Vehicle Sales Authority (VSA) of British Columbia issued a province-wide curber warning in summer 2016. While the automotive news release dealt with specific curbers, the warning is effective for everyone planning to buy a car.
Who are Curbers?
Curbers, also known as curbstoners, are unscrupulous pretenders in the world of automobile sales. They pose as an individual selling a personal vehicle, but in reality, they are unlicensed auto dealers. Curbers can be an individual or a business. They post for sale ads in newspapers and online. Sometimes, cars are sold from a parking lot or right from the street curb, which is where the name curbers originated.
Why Avoid Curbers?
People need cars, and curbers sell them, so what’s the big deal? For one thing, automobile dealers must be licensed. Curbers operate without a license, which violates the law, and they are probably not paying taxes on their unauthorized auto sales, which is also illegal.
Another problem is that buyers really have no idea what they are getting. Curbers may change a vehicle’s odometer, may not disclose prior accidents the vehicle was involved in and be selling stolen cars or vehicles with liens. Some vehicles may be repaired just enough to look presentable, but they may have been completely written off by an insurance company because of damage. Buyers purchase the vehicle in good faith, but if something happens after the purchase, who will they go to if a problem arises? Consumers can file a complaint, and a warning about the seller may be published in automotive news, but there is little remedy for buyers after the sale. That’s why spotting a curber before doing business is important.
How to Spot a Curber
Because curbers pretend to be regular people with a car for sale, it can be difficult to spot them. However, there are some key things to look for to make sure a curber is not scamming you.
• Advertisements in automotive news do not include a dealer license number
• Only one phone number listed for more than one vehicle being sold
• When you call about the car, the seller asks which vehicle you are interested in buying
• The seller does not have an original vehicle registration form
• The seller’s name is not on the vehicle registration
• The vehicle’s make, model and other identifiers do not match what is listed on the registration form
• Vehicle Identification Number does not match the vehicle description
• Curbers like to finalize the sale in an open space, such as a parking lot, as opposed to having the buyer come to the seller’s home
• Curbers typically insist on cash payments
Questions an Astute Buyer Should Ask
Don’t just take the sellers word on everything.

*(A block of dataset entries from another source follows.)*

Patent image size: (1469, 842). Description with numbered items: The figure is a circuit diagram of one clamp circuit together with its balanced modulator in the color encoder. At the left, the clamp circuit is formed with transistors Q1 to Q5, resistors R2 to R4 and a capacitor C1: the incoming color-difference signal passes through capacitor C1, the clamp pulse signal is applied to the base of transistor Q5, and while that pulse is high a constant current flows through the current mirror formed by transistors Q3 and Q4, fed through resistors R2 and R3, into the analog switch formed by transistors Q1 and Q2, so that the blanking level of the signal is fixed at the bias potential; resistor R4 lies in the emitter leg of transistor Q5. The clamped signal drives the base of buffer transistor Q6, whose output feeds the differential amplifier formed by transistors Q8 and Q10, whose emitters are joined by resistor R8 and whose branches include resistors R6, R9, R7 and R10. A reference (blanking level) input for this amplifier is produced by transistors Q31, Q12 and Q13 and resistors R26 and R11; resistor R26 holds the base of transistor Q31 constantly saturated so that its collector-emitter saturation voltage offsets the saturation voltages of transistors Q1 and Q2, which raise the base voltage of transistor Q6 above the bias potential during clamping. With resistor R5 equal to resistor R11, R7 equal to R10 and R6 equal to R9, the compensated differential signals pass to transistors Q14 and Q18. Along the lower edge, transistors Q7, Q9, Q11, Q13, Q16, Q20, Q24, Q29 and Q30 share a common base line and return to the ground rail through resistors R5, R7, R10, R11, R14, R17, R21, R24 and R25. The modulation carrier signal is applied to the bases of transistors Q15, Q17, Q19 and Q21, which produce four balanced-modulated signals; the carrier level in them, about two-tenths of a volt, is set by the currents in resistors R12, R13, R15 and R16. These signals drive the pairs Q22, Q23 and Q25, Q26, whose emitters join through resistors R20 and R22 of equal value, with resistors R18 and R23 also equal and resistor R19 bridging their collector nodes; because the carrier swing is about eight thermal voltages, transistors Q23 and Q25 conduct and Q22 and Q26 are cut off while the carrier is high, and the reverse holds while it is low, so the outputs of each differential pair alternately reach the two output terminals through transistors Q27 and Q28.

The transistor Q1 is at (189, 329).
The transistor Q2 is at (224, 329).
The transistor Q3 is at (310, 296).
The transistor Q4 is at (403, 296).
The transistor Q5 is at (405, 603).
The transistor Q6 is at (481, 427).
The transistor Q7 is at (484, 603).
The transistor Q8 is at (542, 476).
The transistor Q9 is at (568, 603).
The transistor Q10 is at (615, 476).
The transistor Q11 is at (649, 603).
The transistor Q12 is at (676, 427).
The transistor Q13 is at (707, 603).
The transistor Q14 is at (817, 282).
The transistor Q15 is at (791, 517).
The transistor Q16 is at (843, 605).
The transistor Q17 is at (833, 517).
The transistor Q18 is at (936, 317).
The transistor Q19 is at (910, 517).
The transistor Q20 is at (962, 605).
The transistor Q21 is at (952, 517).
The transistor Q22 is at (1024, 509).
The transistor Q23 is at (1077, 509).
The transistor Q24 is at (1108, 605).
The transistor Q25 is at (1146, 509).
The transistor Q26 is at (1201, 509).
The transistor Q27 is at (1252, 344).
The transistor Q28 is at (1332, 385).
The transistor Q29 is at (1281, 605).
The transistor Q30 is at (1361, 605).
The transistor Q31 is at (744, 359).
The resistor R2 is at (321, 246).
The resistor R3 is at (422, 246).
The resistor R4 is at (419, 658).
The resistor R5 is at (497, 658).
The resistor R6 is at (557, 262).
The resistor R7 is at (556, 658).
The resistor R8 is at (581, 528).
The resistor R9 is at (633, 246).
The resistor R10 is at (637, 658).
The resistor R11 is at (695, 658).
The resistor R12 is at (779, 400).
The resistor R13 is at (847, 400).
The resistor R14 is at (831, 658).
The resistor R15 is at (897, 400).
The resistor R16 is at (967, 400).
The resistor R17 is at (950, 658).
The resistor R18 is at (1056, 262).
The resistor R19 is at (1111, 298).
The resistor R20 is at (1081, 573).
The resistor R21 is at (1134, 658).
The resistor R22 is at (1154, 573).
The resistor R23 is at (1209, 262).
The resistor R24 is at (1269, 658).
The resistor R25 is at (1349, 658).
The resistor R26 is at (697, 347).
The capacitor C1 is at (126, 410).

Asking questions is a great way to keep from victimized.
• If the name on the registration does not match the seller’s name, ask to speak directly to the vehicle owner.
• Ask if the vehicle has been involved in any accidents or had any damage, such as flooding.
• Ask about major car repairs, and ask to see receipts for the work performed on the car.
Even if the seller answers all your questions, it’s still a good idea to get more information before buying. Use the vehicle’s VIN number to check its history through a service such as Carfax or CarProof.